We truly do circle the same kind of experiences with one another, over and over again, she decided.  And closed the cover on her last diary. 

A few weeks later, meeting a casual friend at a café, she caught herself telling one of those repetitious lies.

It only occurred to her, then, to wonder just how many of the limited-yet-infinite lies in this world she herself told.  And she wondered how this had not occurred to her before.  It had seemed obvious, once long ago, that being wounded by lies would make her a more honest person – but now that she knew what the lies were, as she paid closer attention she saw that this was not so.  Neither her wounds nor her knowledge had made her any better at telling the truth or being kind. 

So she bought a new book, bound in soft cloth, in which to record every lie she told, and she worked as diligently as she could to keep its pages blank.  To live a life in which only the lies she treasured would ever pass her lips. 
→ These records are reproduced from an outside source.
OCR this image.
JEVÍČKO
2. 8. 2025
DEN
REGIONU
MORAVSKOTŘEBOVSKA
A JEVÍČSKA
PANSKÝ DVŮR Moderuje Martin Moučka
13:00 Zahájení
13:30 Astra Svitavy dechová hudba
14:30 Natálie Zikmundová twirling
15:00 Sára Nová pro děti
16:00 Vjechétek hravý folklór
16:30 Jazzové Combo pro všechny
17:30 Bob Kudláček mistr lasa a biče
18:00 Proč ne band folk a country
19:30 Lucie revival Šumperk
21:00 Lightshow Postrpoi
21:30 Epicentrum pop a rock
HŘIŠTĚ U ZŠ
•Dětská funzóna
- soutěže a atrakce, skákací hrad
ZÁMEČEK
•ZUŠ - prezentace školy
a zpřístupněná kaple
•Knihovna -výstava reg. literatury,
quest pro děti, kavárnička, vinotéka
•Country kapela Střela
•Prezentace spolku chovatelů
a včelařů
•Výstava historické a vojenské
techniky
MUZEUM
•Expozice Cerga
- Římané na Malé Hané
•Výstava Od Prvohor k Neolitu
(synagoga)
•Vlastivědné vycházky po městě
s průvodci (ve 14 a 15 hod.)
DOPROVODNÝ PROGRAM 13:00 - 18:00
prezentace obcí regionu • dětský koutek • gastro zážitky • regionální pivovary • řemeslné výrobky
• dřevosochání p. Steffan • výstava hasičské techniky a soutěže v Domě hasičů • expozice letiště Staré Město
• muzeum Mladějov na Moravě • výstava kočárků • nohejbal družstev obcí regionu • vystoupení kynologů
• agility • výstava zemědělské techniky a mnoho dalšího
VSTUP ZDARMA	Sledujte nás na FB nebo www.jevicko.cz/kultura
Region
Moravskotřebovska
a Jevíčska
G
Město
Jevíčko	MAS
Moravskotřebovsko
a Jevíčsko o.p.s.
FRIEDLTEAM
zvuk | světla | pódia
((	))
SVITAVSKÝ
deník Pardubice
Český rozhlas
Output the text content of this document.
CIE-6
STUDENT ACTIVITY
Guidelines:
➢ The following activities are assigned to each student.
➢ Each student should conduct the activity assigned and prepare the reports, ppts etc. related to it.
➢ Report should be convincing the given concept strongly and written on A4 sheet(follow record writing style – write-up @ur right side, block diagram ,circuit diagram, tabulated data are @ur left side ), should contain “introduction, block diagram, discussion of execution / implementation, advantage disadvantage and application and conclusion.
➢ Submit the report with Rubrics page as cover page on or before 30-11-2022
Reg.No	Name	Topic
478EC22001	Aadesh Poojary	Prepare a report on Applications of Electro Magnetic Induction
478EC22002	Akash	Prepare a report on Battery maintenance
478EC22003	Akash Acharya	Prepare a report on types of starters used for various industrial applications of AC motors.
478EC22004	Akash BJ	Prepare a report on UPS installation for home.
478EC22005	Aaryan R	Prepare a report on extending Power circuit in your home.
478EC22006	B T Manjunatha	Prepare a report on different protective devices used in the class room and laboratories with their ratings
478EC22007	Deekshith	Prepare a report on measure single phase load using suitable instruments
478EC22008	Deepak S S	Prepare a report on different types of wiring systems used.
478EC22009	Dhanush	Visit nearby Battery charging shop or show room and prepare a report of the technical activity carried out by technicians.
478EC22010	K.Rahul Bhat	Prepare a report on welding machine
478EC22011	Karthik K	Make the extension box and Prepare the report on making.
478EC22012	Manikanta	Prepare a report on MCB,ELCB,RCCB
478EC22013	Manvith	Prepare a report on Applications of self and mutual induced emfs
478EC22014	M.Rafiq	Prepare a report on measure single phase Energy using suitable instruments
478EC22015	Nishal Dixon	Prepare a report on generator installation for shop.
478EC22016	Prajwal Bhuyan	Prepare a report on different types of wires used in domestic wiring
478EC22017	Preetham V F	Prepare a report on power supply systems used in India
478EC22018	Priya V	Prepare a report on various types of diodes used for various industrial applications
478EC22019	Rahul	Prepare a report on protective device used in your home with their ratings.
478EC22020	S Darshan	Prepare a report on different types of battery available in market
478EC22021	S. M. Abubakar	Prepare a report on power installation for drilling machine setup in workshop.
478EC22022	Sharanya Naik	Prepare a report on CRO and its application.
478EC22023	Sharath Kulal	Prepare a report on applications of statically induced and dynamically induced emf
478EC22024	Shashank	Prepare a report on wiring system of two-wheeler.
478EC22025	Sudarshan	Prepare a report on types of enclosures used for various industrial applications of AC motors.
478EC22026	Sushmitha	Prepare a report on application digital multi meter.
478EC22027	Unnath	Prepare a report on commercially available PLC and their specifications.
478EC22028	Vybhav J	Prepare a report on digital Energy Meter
This difficult work made her strange to herself, monkish and stark – and it was much harder, she realized, to be honest to herself than it was to others. But she found the discipline required to be rewarding, and after two years, a peace settled upon her, the likes of which she had never imagined.

Even then the beautiful lies, the ones she had most loved, never truly left.  The more truthful she became, the better at telling them she was.  The final set of diaries she kept recorded all the times she had gotten to tell these lies, still knowing, somehow, that she was being truthful.  All rights and wrongs emerging, at once, from these simple words.